By Michael Ashcraft –
In high school, Charlie Forman was a chanting Buddhist. Then he took LSD, read Carlos Castaneda and hoped to meet a Yaqui Indian witchcraft guide. But because he was high or drunk every day, he joined the Air Force to clean up his act.
“Nothing really worked,” he says.
Stationed at a radar site in the Philippines, he fell back into partying. “A lot of the officers partied like we did. I got in trouble; there were some drugs in my car.”
When he returned Stateside to Nellis Air Force Base, he was supposed to report to the Social Action of the Air Force to continue his rehabilitation. But his records took forever to catch up to him, and he didn’t mind because he didn’t want to be known as a dopehead.
What he did do was work hard and steer clear of drugs and alcohol. He wanted to go straight “but life was so boring. There was no purpose,” he says.
Ever since his mom died of cancer when he was seven-years-old, Charlie was on a quest to find the meaning of life. One thing he knew for sure, “it wasn’t Christianity. It was something mystical, maybe Transcendental Meditation.”
That’s when a man came into his barracks and shared his testimony.
“I was listening to Pink Floyd, “Charlie recalls. “I wasn’t really interested. This guy started talking and was fighting with the noise, so he asked if could turn it down. He seemed like a nice guy, so I turned it off. And listened. I really related to him. He had gone through similar experiences like me.”
He accepted Jesus.
“It was incredible. I felt like I was high. I had joy and peace. Immediately I was delivered from the drugs. Whereas before I had tried to quit and fell back, I was completely delivered. I had no interest in drugs. I was sauced on Jesus.”
In the Air Force, he was given the job of keeping and clarifying bombing range scheduling for pilots, a job that required three telephone calls a day “if it was a busy day.” The rest of the time, he read his bible voraciously.
But when he married his Filipina girlfriend and brought her to the United States while he was still in the Air Force, things went sour. At first, she got “truly and wonderfully saved. God just whacked her,” Charlie says.
“But she held on to a lot of things from Catholicism. She would not let go of the idea that you shouldn’t be fanatical about God, and she was insanely jealous,” Charlie says.
When he got out of the Air Force, Syvia decided she wanted an airman so she could go back and forth to the Philippines. One day she came home with a hickey. Charlie encouraged her he could forgive her if she would stop.
Charlie was in Stockton, CA, at the time and started to feel the call to pastor. All he knew was Life Bible College in Los Angeles. He attended in his native Santa Monica the Lighthouse Church, where they had a vision for church planting.
He met Dawn, a single mom whose kid was impressively smart. She was hot, but when Charlie asked her out, she turned him down. “I kept pursuing her,” he says.
“Eventually we started talking,” he says. “The third time I asked her out, she said Yes.”
Charlie learned real estate appraising. Not long after marrying Dawn, he set out to pastor a church in Little Rock, CA.
But the big assignment came when they entertained the notion of going to France in 2001. Their group of church, the Christian Fellowship Ministries, a church-planting movement, had not yet scratched the surface of France.
CFM had fired revival in the Philippines, West Africa, Mexico, South Africa. They had made significant inroads into Holland and England and had even opened church in Russia, the Eastern Block and even China.

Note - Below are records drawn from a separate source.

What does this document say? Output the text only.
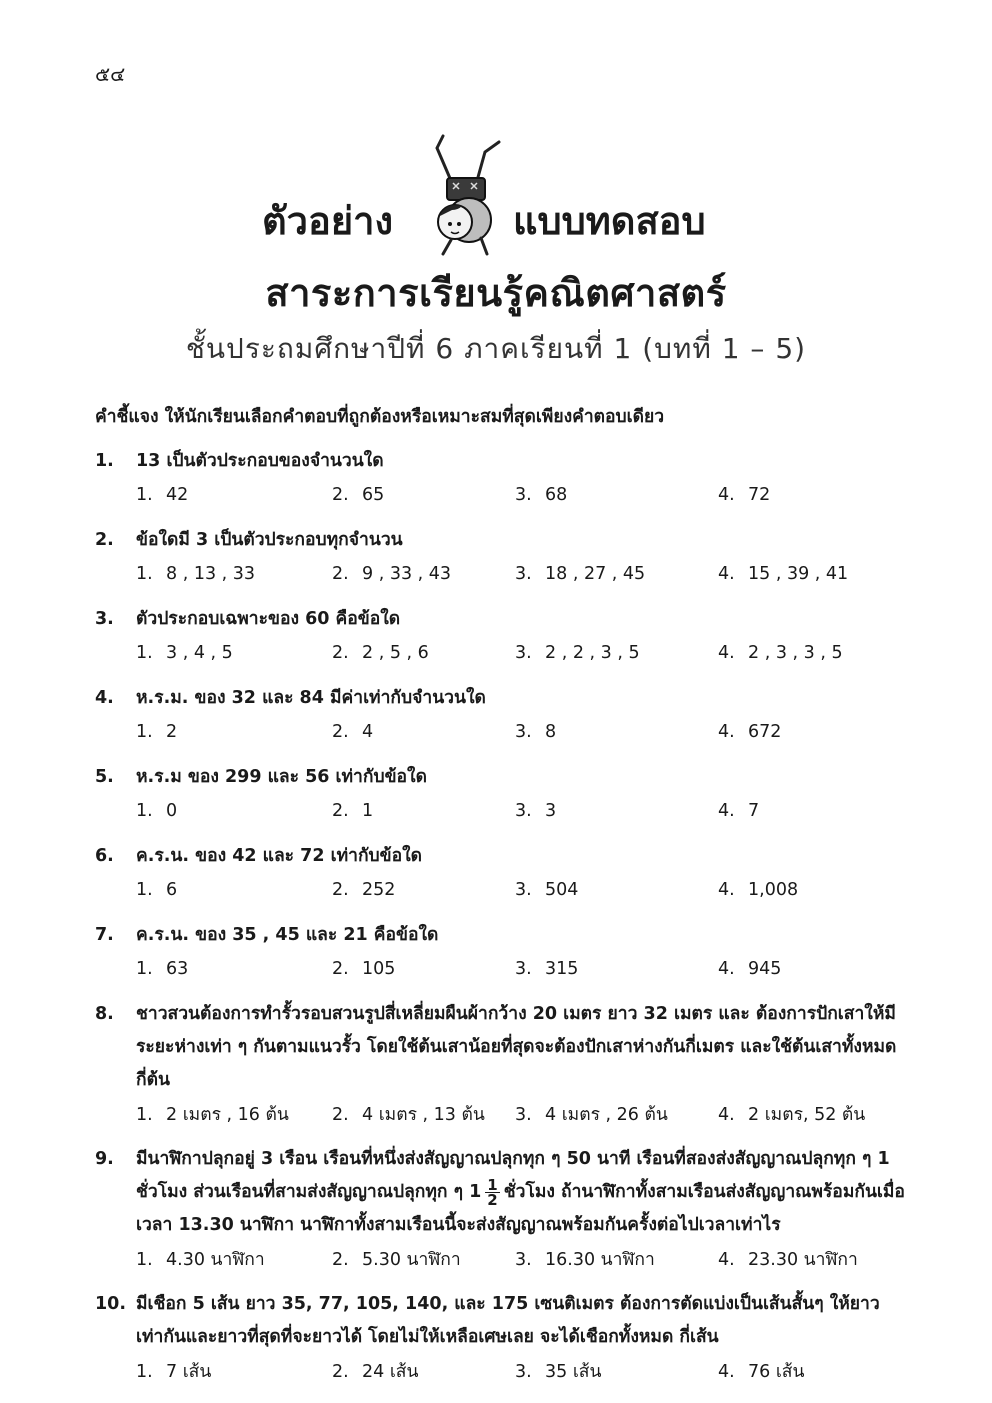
๕๔
ตัวอย่าง	แบบทดสอบ
สาระการเรียนรู้คณิตศาสตร์
ชั้นประถมศึกษาปีที่ 6 ภาคเรียนที่ 1 (บทที่ 1 – 5)
คำชี้แจง ให้นักเรียนเลือกคำตอบที่ถูกต้องหรือเหมาะสมที่สุดเพียงคำตอบเดียว
1.	13 เป็นตัวประกอบของจำนวนใด
1. 42	2. 65	3. 68	4. 72
2.	ข้อใดมี 3 เป็นตัวประกอบทุกจำนวน
1. 8 , 13 , 33	2. 9 , 33 , 43	3. 18 , 27 , 45	4. 15 , 39 , 41
3.	ตัวประกอบเฉพาะของ 60 คือข้อใด
1. 3 , 4 , 5	2. 2 , 5 , 6	3. 2 , 2 , 3 , 5	4. 2 , 3 , 3 , 5
4.	ห.ร.ม. ของ 32 และ 84 มีค่าเท่ากับจำนวนใด
1. 2	2. 4	3. 8	4. 672
5.	ห.ร.ม ของ 299 และ 56 เท่ากับข้อใด
1. 0	2. 1	3. 3	4. 7
6.	ค.ร.น. ของ 42 และ 72 เท่ากับข้อใด
1. 6	2. 252	3. 504	4. 1,008
7.	ค.ร.น. ของ 35 , 45 และ 21 คือข้อใด
1. 63	2. 105	3. 315	4. 945
8.	ชาวสวนต้องการทำรั้วรอบสวนรูปสี่เหลี่ยมผืนผ้ากว้าง 20 เมตร ยาว 32 เมตร และ ต้องการปักเสาให้มีระยะห่างเท่า ๆ กันตามแนวรั้ว โดยใช้ต้นเสาน้อยที่สุดจะต้องปักเสาห่างกันกี่เมตร และใช้ต้นเสาทั้งหมดกี่ต้น
1. 2 เมตร , 16 ต้น	2. 4 เมตร , 13 ต้น	3. 4 เมตร , 26 ต้น	4. 2 เมตร, 52 ต้น
9.	มีนาฬิกาปลุกอยู่ 3 เรือน เรือนที่หนึ่งส่งสัญญาณปลุกทุก ๆ 50 นาที เรือนที่สองส่งสัญญาณปลุกทุก ๆ 1 ชั่วโมง ส่วนเรือนที่สามส่งสัญญาณปลุกทุก ๆ $1 \frac{1}{2}$ ชั่วโมง ถ้านาฬิกาทั้งสามเรือนส่งสัญญาณพร้อมกันเมื่อเวลา 13.30 นาฬิกา นาฬิกาทั้งสามเรือนนี้จะส่งสัญญาณพร้อมกันครั้งต่อไปเวลาเท่าไร
1. 4.30 นาฬิกา	2. 5.30 นาฬิกา	3. 16.30 นาฬิกา	4. 23.30 นาฬิกา
10. มีเชือก 5 เส้น ยาว 35, 77, 105, 140, และ 175 เซนติเมตร ต้องการตัดแบ่งเป็นเส้นสั้นๆ ให้ยาวเท่ากันและยาวที่สุดที่จะยาวได้ โดยไม่ให้เหลือเศษเลย จะได้เชือกทั้งหมด กี่เส้น
1. 7 เส้น	2. 24 เส้น	3. 35 เส้น	4. 76 เส้น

But France was the equivalent of the 10-40 Window of Europe, super hard soil. A secularized nation where atheism was promoted massively from the French Revolution oneward, France was seen as a holy grail. It would be a hard-go in terms of evangelism, and it would be expensive in terms of support.
The project met opposition from a contingent of 100 people in the Lighthouse Church of Santa Monica, who emerged in opposition to the head pastor’s vision for church planting. Those church members thought Lighthouse should spend on inhouse projects, on themselves. They alligned themselves against the France church plant.

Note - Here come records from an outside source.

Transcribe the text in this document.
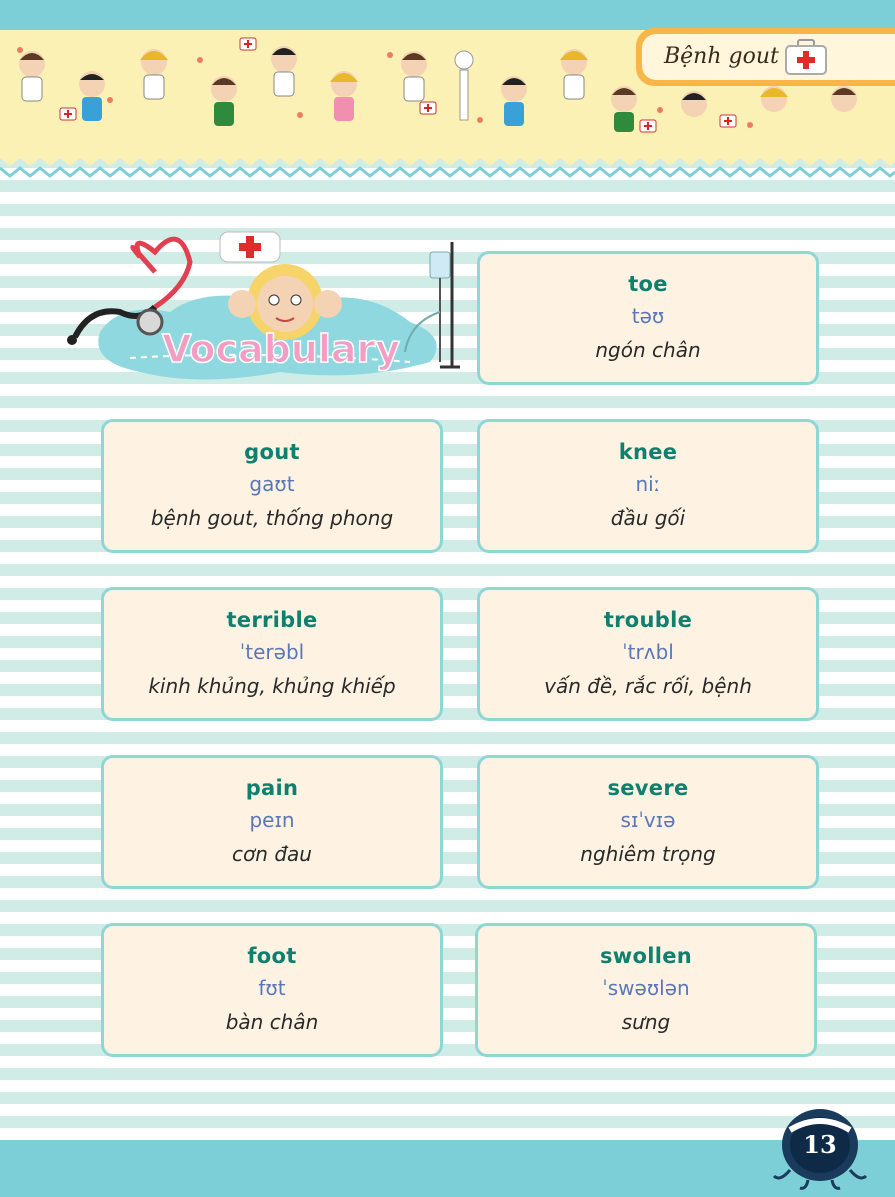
Bệnh gout
Vocabulary
toe
təʊ
ngón chân
gout
gaʊt
bệnh gout, thống phong
knee
niː
đầu gối
terrible
ˈterəbl
kinh khủng, khủng khiếp
trouble
ˈtrʌbl
vấn đề, rắc rối, bệnh
pain
peɪn
cơn đau
severe
sɪˈvɪə
nghiêm trọng
foot
fʊt
bàn chân
swollen
ˈswəʊlən
sưng
13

One day, a sister came up to Charlie in Santa Monica and demanded he talk in French. She was trying to prove that Charlie was the wrong man for the job and latched on his formative French as evidence.
Charlie was taken aback and said in French: “What do you want me to say?”
As it played out, those 100 or so church members left the church. They took their tithing with them, which made the church launch all the more unattainable.
But in 2001, Charlie and Dawn went to France and served in Marseille for 8-and-a-half years. It wasn’t easy, but they were in CFM the “first in.” Today there are two churches in France, both in Marseille.
Today, Charlie is an evangelist and an Uber Black driver. He has four kids.